See, then its not only about one sinner that sins more… but about the life and wellbeing of an innocent person who is to be protected whether or not that involves the sinner wearing a piece of rubber…

thats why I am tired of many of you seeming to see things so black and white…
Honestly I think you would change your mind if you were in the touch spot your self as the wife of a horny HIV-infected man who demands his marital relations. Or if your daughter was …
😦
Grace,
Much of what you say is, unfortunately true. However the OP is trying to understand the Church’s teaching on the subject and so those responding must remain within that framework. It should be clear that there are so many variables in these kinds of issues that a person who is in a given situation really needs to speak to their priest for guidance.

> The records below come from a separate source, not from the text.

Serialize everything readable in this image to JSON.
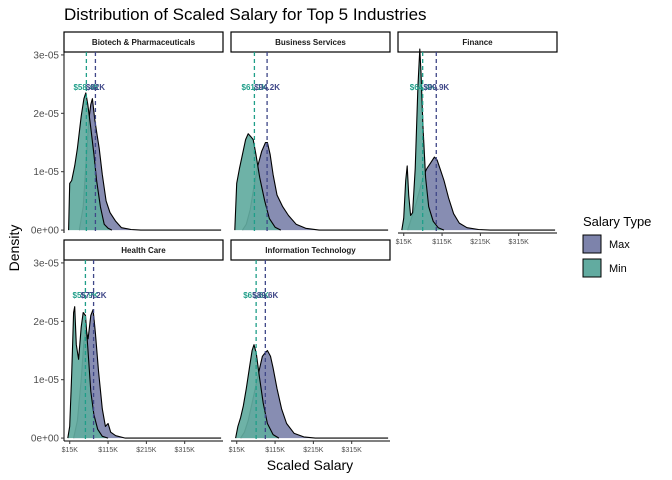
{
  "chart_data": {
    "type": "area",
    "title": "Distribution of Scaled Salary for Top 5 Industries",
    "xlabel": "Scaled Salary",
    "ylabel": "Density",
    "xlim": [
      0,
      415000
    ],
    "ylim": [
      -5e-07,
      3.05e-05
    ],
    "x_ticks": [
      {
        "value": 15000,
        "label": "$15K"
      },
      {
        "value": 115000,
        "label": "$115K"
      },
      {
        "value": 215000,
        "label": "$215K"
      },
      {
        "value": 315000,
        "label": "$315K"
      }
    ],
    "y_ticks": [
      {
        "value": 0,
        "label": "0e+00"
      },
      {
        "value": 1e-05,
        "label": "1e-05"
      },
      {
        "value": 2e-05,
        "label": "2e-05"
      },
      {
        "value": 3e-05,
        "label": "3e-05"
      }
    ],
    "legend": {
      "title": "Salary Type",
      "position": "right",
      "items": [
        {
          "name": "Max",
          "color": "#7d83ab"
        },
        {
          "name": "Min",
          "color": "#62aba0"
        }
      ]
    },
    "colors": {
      "max_fill": "#7d83ab",
      "min_fill": "#62aba0",
      "max_line": "#3f4788",
      "min_line": "#1f9e89"
    },
    "grid": false,
    "panels": [
      {
        "name": "Biotech & Pharmaceuticals",
        "min_mean": 58400,
        "min_mean_label": "$58.4K",
        "max_mean": 82000,
        "max_mean_label": "$82K",
        "series": [
          {
            "name": "Min",
            "points": [
              [
                12000,
                0
              ],
              [
                15000,
                8e-06
              ],
              [
                20000,
                8.5e-06
              ],
              [
                28000,
                1.1e-05
              ],
              [
                35000,
                1.4e-05
              ],
              [
                45000,
                1.95e-05
              ],
              [
                52000,
                2.25e-05
              ],
              [
                57000,
                2.35e-05
              ],
              [
                62000,
                2.15e-05
              ],
              [
                70000,
                1.75e-05
              ],
              [
                78000,
                1.3e-05
              ],
              [
                85000,
                8.5e-06
              ],
              [
                95000,
                4e-06
              ],
              [
                105000,
                1e-06
              ],
              [
                115000,
                3e-07
              ],
              [
                125000,
                0
              ]
            ]
          },
          {
            "name": "Max",
            "points": [
              [
                40000,
                0
              ],
              [
                50000,
                4e-06
              ],
              [
                58000,
                1.2e-05
              ],
              [
                65000,
                1.9e-05
              ],
              [
                70000,
                2.15e-05
              ],
              [
                74000,
                2.25e-05
              ],
              [
                80000,
                1.9e-05
              ],
              [
                86000,
                1.65e-05
              ],
              [
                92000,
                1.4e-05
              ],
              [
                100000,
                9.5e-06
              ],
              [
                110000,
                5e-06
              ],
              [
                120000,
                3e-06
              ],
              [
                135000,
                1.5e-06
              ],
              [
                150000,
                4e-07
              ],
              [
                175000,
                1e-07
              ],
              [
                200000,
                0
              ],
              [
                410000,
                0
              ]
            ]
          }
        ]
      },
      {
        "name": "Business Services",
        "min_mean": 61100,
        "min_mean_label": "$61.1K",
        "max_mean": 94200,
        "max_mean_label": "$94.2K",
        "series": [
          {
            "name": "Min",
            "points": [
              [
                10000,
                0
              ],
              [
                15000,
                8e-06
              ],
              [
                22000,
                1.05e-05
              ],
              [
                30000,
                1.3e-05
              ],
              [
                38000,
                1.55e-05
              ],
              [
                45000,
                1.65e-05
              ],
              [
                52000,
                1.6e-05
              ],
              [
                58000,
                1.55e-05
              ],
              [
                65000,
                1.3e-05
              ],
              [
                75000,
                9e-06
              ],
              [
                88000,
                5e-06
              ],
              [
                100000,
                2e-06
              ],
              [
                115000,
                5e-07
              ],
              [
                130000,
                0
              ]
            ]
          },
          {
            "name": "Max",
            "points": [
              [
                30000,
                0
              ],
              [
                40000,
                1e-06
              ],
              [
                50000,
                3.5e-06
              ],
              [
                60000,
                7.5e-06
              ],
              [
                70000,
                1.1e-05
              ],
              [
                80000,
                1.35e-05
              ],
              [
                90000,
                1.5e-05
              ],
              [
                95000,
                1.5e-05
              ],
              [
                102000,
                1.3e-05
              ],
              [
                110000,
                9.5e-06
              ],
              [
                120000,
                6e-06
              ],
              [
                135000,
                4e-06
              ],
              [
                150000,
                2.5e-06
              ],
              [
                170000,
                1e-06
              ],
              [
                195000,
                3e-07
              ],
              [
                230000,
                0
              ],
              [
                410000,
                0
              ]
            ]
          }
        ]
      },
      {
        "name": "Finance",
        "min_mean": 64400,
        "min_mean_label": "$64.4K",
        "max_mean": 99900,
        "max_mean_label": "$99.9K",
        "series": [
          {
            "name": "Min",
            "points": [
              [
                10000,
                0
              ],
              [
                15000,
                2e-06
              ],
              [
                20000,
                8.5e-06
              ],
              [
                24000,
                1.1e-05
              ],
              [
                28000,
                6e-06
              ],
              [
                33000,
                2.5e-06
              ],
              [
                38000,
                3e-06
              ],
              [
                45000,
                1.05e-05
              ],
              [
                52000,
                2.45e-05
              ],
              [
                57000,
                3.1e-05
              ],
              [
                60000,
                2.7e-05
              ],
              [
                65000,
                1.8e-05
              ],
              [
                72000,
                9e-06
              ],
              [
                80000,
                4e-06
              ],
              [
                92000,
                1.5e-06
              ],
              [
                105000,
                4e-07
              ],
              [
                120000,
                0
              ]
            ]
          },
          {
            "name": "Max",
            "points": [
              [
                25000,
                0
              ],
              [
                35000,
                2e-06
              ],
              [
                45000,
                4e-06
              ],
              [
                55000,
                6.5e-06
              ],
              [
                65000,
                9e-06
              ],
              [
                75000,
                1.05e-05
              ],
              [
                85000,
                1.15e-05
              ],
              [
                95000,
                1.25e-05
              ],
              [
                102000,
                1.2e-05
              ],
              [
                110000,
                1.05e-05
              ],
              [
                120000,
                8.5e-06
              ],
              [
                132000,
                5.5e-06
              ],
              [
                145000,
                2.8e-06
              ],
              [
                160000,
                1.2e-06
              ],
              [
                180000,
                4e-07
              ],
              [
                210000,
                1e-07
              ],
              [
                240000,
                0
              ],
              [
                410000,
                0
              ]
            ]
          }
        ]
      },
      {
        "name": "Health Care",
        "min_mean": 55900,
        "min_mean_label": "$55.9K",
        "max_mean": 77200,
        "max_mean_label": "$77.2K",
        "series": [
          {
            "name": "Min",
            "points": [
              [
                10000,
                0
              ],
              [
                15000,
                2e-06
              ],
              [
                20000,
                1.1e-05
              ],
              [
                25000,
                2.15e-05
              ],
              [
                28000,
                2.25e-05
              ],
              [
                32000,
                1.6e-05
              ],
              [
                38000,
                1.35e-05
              ],
              [
                45000,
                1.9e-05
              ],
              [
                50000,
                2.15e-05
              ],
              [
                56000,
                2.1e-05
              ],
              [
                62000,
                1.55e-05
              ],
              [
                70000,
                8e-06
              ],
              [
                78000,
                4e-06
              ],
              [
                88000,
                1.5e-06
              ],
              [
                100000,
                3e-07
              ],
              [
                115000,
                0
              ]
            ]
          },
          {
            "name": "Max",
            "points": [
              [
                25000,
                0
              ],
              [
                35000,
                3e-06
              ],
              [
                45000,
                1e-05
              ],
              [
                52000,
                1.65e-05
              ],
              [
                58000,
                1.85e-05
              ],
              [
                63000,
                1.7e-05
              ],
              [
                70000,
                2.1e-05
              ],
              [
                76000,
                2.2e-05
              ],
              [
                82000,
                1.8e-05
              ],
              [
                90000,
                1.15e-05
              ],
              [
                100000,
                5e-06
              ],
              [
                108000,
                2e-06
              ],
              [
                115000,
                2.5e-06
              ],
              [
                122000,
                1e-06
              ],
              [
                135000,
                4e-07
              ],
              [
                160000,
                0
              ],
              [
                410000,
                0
              ]
            ]
          }
        ]
      },
      {
        "name": "Information Technology",
        "min_mean": 65600,
        "min_mean_label": "$65.6K",
        "max_mean": 89600,
        "max_mean_label": "$89.6K",
        "series": [
          {
            "name": "Min",
            "points": [
              [
                12000,
                0
              ],
              [
                18000,
                2e-06
              ],
              [
                25000,
                3.5e-06
              ],
              [
                32000,
                5.5e-06
              ],
              [
                40000,
                8.5e-06
              ],
              [
                48000,
                1.2e-05
              ],
              [
                55000,
                1.5e-05
              ],
              [
                60000,
                1.6e-05
              ],
              [
                66000,
                1.45e-05
              ],
              [
                74000,
                1.05e-05
              ],
              [
                84000,
                6e-06
              ],
              [
                95000,
                2.5e-06
              ],
              [
                110000,
                6e-07
              ],
              [
                125000,
                0
              ]
            ]
          },
          {
            "name": "Max",
            "points": [
              [
                25000,
                0
              ],
              [
                35000,
                1e-06
              ],
              [
                45000,
                3e-06
              ],
              [
                55000,
                6e-06
              ],
              [
                65000,
                9e-06
              ],
              [
                75000,
                1.2e-05
              ],
              [
                82000,
                1.4e-05
              ],
              [
                88000,
                1.45e-05
              ],
              [
                95000,
                1.5e-05
              ],
              [
                103000,
                1.4e-05
              ],
              [
                110000,
                1.2e-05
              ],
              [
                120000,
                8.5e-06
              ],
              [
                132000,
                5e-06
              ],
              [
                145000,
                2.5e-06
              ],
              [
                165000,
                8e-07
              ],
              [
                190000,
                2e-07
              ],
              [
                220000,
                0
              ],
              [
                410000,
                0
              ]
            ]
          }
        ]
      }
    ]
  }
}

As to the specific - world wide - issues you raise, that is something for another thread. I’m sure if you started one it would be a lively discussion.

Peace
James
 
hehe…
if I had sex with my husband and he wore a condom and his unitive gift for me was aids then I’d certainly rather that he would give it to the condom instead of to me…
and we gotta remember that this dilemma is what many African ladies face on a daily basis. Is the African woman, who prefers that her HIV-positive-hooker-visiting husband gives his “unital gift” to a condom wrong and an evil person? I think not…
as I see it there is no “unitive gift” if one has Aids and actually being open to life when you are dying of an STD does not seem pious to me either…
The Church in light of these things as still held up that the use of Condoms is Intrinsically Evil. The ONLY Moral way to stop (and the only one that actually works) is the education on the necessity of abstinences until marriage and monogamy. In 1993 the University of Texas analyzed the results of 11 different studies that had tracked the effectiveness of condoms to prevent transmission of the AIDS virus. The average condom failure rate in the 11 studies for preventing transmission of the AIDS virus was 31%.

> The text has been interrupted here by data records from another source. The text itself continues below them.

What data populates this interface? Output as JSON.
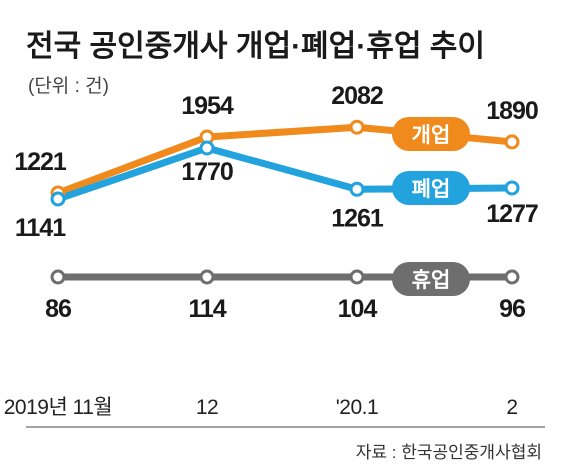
{
  "title": "전국 공인중개사 개업·폐업·휴업 추이",
  "unit_label": "(단위 : 건)",
  "source": "자료 : 한국공인중개사협회",
  "chart_data": {
    "type": "line",
    "categories": [
      "2019년 11월",
      "12",
      "'20.1",
      "2"
    ],
    "series": [
      {
        "name": "개업",
        "values": [
          1221,
          1954,
          2082,
          1890
        ],
        "color": "#f08a1c"
      },
      {
        "name": "폐업",
        "values": [
          1141,
          1770,
          1261,
          1277
        ],
        "color": "#22a3dd"
      },
      {
        "name": "휴업",
        "values": [
          86,
          114,
          104,
          96
        ],
        "color": "#6e6e6e"
      }
    ]
  }
}
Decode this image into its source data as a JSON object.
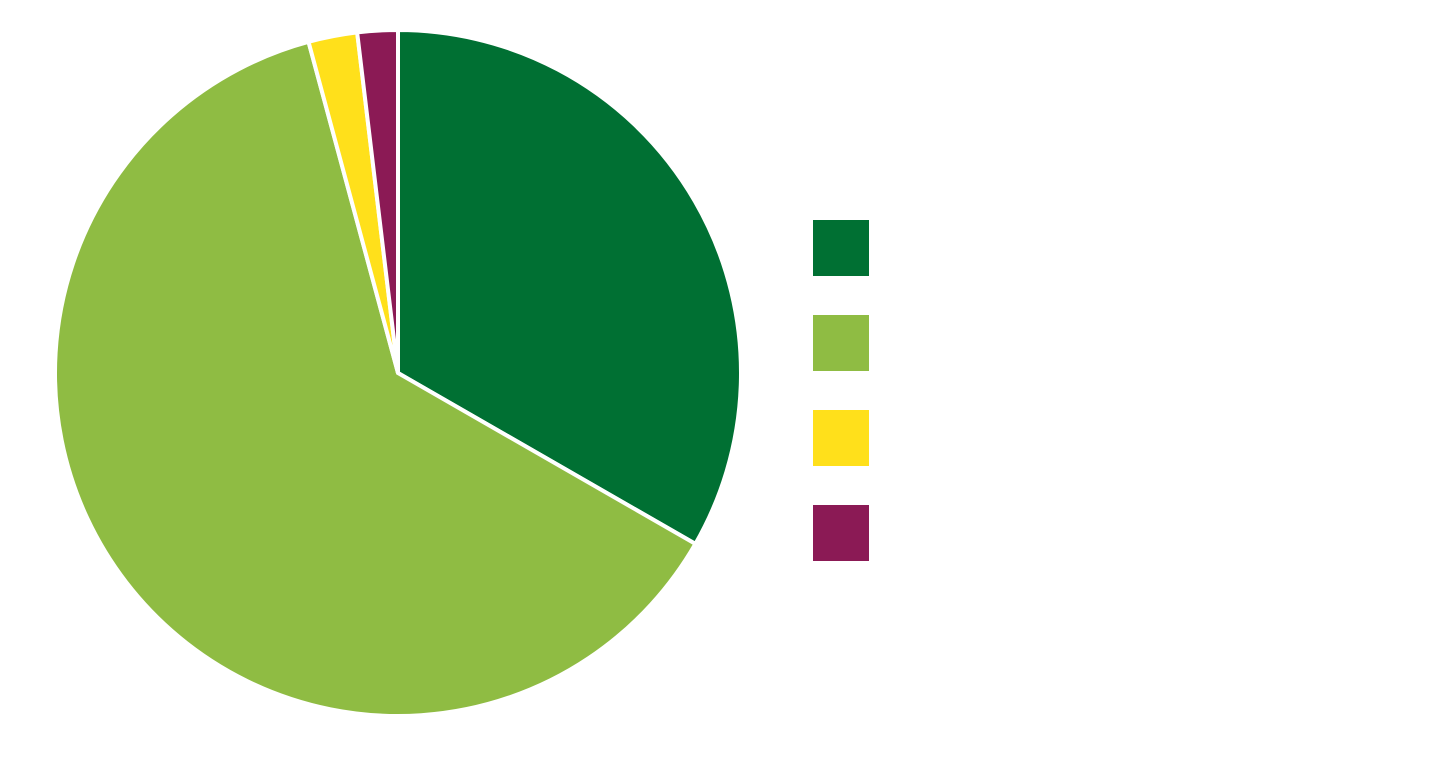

Teaching the use of Condoms has never worked. The proof is in our own socicty. Thanks to free sex with protection 1-4 people in New York City have Herpies. (nypost.com/seven/06092008/news/regionalnews/one_in_four_new_yorkers_has_herpes__stud_114751.htm)
25% of all High School Students graduate with a STD!
But you see, brothers and sisters, this is why I think the Church should be clear and say:
we dont approve of adultery, premarital sex, prostitution, polygamy etc. Beyond that we dont legislate… we dont deal in the realm of total lawlessness and decide if typhus is better than the plague…
The Church is perfectly clear (and arguably infallible on this stance) and she doesn’t legislate but has up held the teaching this teaching on Condoms and other means of Sexual interference for all time.
And when poeple step outside of the clear guidelines and end up in very touch situations then the Church should not go on and on making rules about totally strange situations…
Lot’s of innocent people… women and children die in the third world as a consequence of husbands who go to prostitutes and catches all sorts of stuff… How would you’all like syphilis as a “gift”… that not much of a gift do you think?.. to simply say to such a wife and mother: “Sleep with your husband and DONT ask him to wear a condom” Then that seems actually cynical to me as a woman…
See, then its not only about one sinner that sins more… but about the life and wellbeing of an innocent person who is to be protected whether or not that involves the sinner wearing a piece of rubber…

thats why I am tired of many of you seeming to see things so black and white…

😦
I’m sorry this is a black and white issue and one that has been beaten to death on this very forum.

The answer to the situation in Africa is education. Not the Condom.